内存管理和拷贝
review
1.内置类属性: name、doc、class、dict、module、bases
2.私有化
3.属性的getter和setter
4.继承
class 类名(父类1,父类2):
pass
class Person:
def __init__(self, name, age, gender='男'):
# name = '小明', age = 18, gender='男'
self.name = name
self.age = age
self.gender = gender
class Student(Person):
def __init__(self, name, age, study_id, gender='男'):
# name='小明', age=18, study_id='001', gender='男'
super(Student, self).__init__(name, age, gender)
self.study_id = study_id
stu = Student('小明', 18, '001')
多继承
1.多继承
python中的类支持多继承(让一个类同时继承多个类);
多继承的时候,子类只能继承第一个父类所有的属性和方法,后面的父类中只有字段和方法可以被继承
class Animal(object):
num = 100
def __init__(self):
self.age = 0
self.gender = '雌'
@classmethod
def func1(cls):
print('动物类的类方法')
def func2(self):
print('动物类中的对象方法')
class Fly(object):
name = '飞行器'
def __init__(self):
self.height = 100
self.time = 5
self.speed = 100
def func2(self):
print('飞行的对象方法')
class Bird(Animal, Fly):
pass
bird1 = Bird()
# 字段都能继承
print(Bird.num, Bird.name)
Bird.func1()
bird1.func2()
# print(bird1.age, bird1.gender)
# print(bird1.speed, bird1.height, bird1.time)
运算符重载
import copy
1.运算符
python中所有的类型都是类,所以所有的数据都是对象;
python中使用任意的运算符都是在调用相应类中的相应方法,每一个运算符对应什么方法是固定的,
某种数据是否支持某个运算符操作就看这个数据类型中是否实现了对应的方法
2.运算符重载指的是在不同的类中实现同样的运算符对应的函数
类的对象默认情况下只支持: ==, !=
10 * 20
'abc'+'123'
[1, 2] + [2, 3, 4]
# {'a': 10} + {'b': 20}
class Student:
def __init__(self, name, age, score=0):
self.name = name
self.age = age
self.score = score
def __repr__(self):
return '<%s, id:%s>' % (str(self.__dict__)[1:-1], hex(id(self)))
# a+b -> a.__add__(b)
# self -> 当前类的对象,也是+前面的那个数据
# other -> +后面的那个数据, 类型根据运算规则的设计可以是任何类型的数据
def __add__(self, other):
# return self.age + other.age
return self.score + other.score
# return Student(self.name+other.name, self.age+other.age, self.score + other.score)

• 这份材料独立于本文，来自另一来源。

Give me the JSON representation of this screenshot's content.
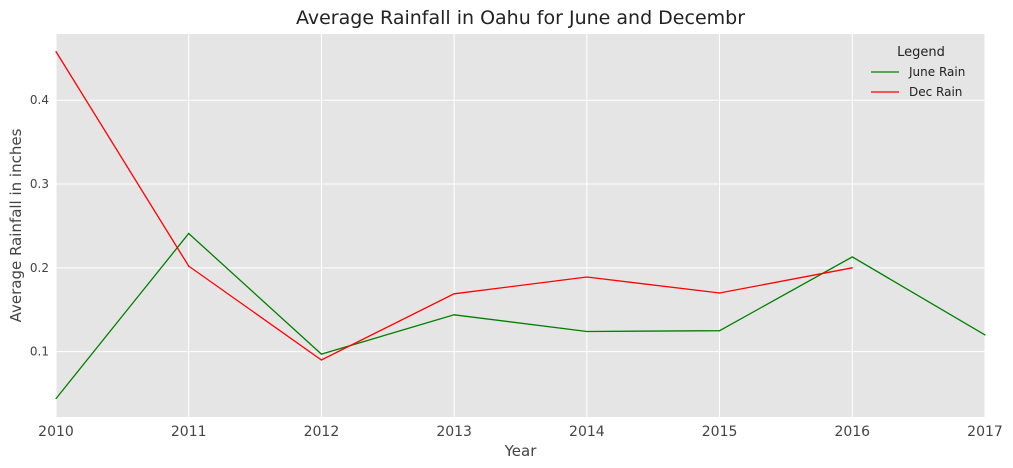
{
  "chart_data": {
    "type": "line",
    "title": "Average Rainfall in Oahu for June and Decembr",
    "xlabel": "Year",
    "ylabel": "Average Rainfall in inches",
    "x": [
      2010,
      2011,
      2012,
      2013,
      2014,
      2015,
      2016,
      2017
    ],
    "xlim": [
      2010,
      2017
    ],
    "ylim": [
      0.022,
      0.479
    ],
    "yticks": [
      0.1,
      0.2,
      0.3,
      0.4
    ],
    "grid": true,
    "legend": {
      "title": "Legend",
      "placement": "top-right"
    },
    "series": [
      {
        "name": "June Rain",
        "color": "#008000",
        "values": [
          0.044,
          0.241,
          0.097,
          0.144,
          0.124,
          0.125,
          0.213,
          0.12
        ]
      },
      {
        "name": "Dec Rain",
        "color": "#ff0000",
        "values": [
          0.458,
          0.202,
          0.09,
          0.169,
          0.189,
          0.17,
          0.2,
          null
        ]
      }
    ],
    "background": "#e5e5e5"
  }
}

# return self.score + other
# a*b -> a.__mul__(b)
def __mul__(self, other):
list = []
for _ in range(other):
list.append(copy.copy(self))
return list
# a<b -> a.__lt__(b)
# 注意: <和>符号只需要重载其中一个就可以
def __lt__(self, other):
return self.score < other.score
stu1 = Student('小明', 19, 90)
stu2 = Student('小花', 20, 78)
# stu1.__add__(stu2)
print(stu1 + stu2)
# stu1.__add__(100)
# print(stu1 + 100)
print(stu1 * 3)
students = [stu1, stu2, Student('小红', 12, 100)]
students.sort()
print(students)
print(stu1 < stu2)
print(stu1 > stu2)
浅拷贝和深拷贝
from copy import copy, deepcopy
class Dog:
def __init__(self, name, color):
self.name = name
self.color = color
def __repr__(self):
return '<%s,id: %s>' % (str(self.__dict__)[1:-1], hex(id(self)))
class Person:
def __init__(self, name, age, dog=None):
self.name = name
self.age = age
self.dog = dog
def __repr__(self):
return '<%s,id: %s>' % (str(self.__dict__)[1:-1], hex(id(self)))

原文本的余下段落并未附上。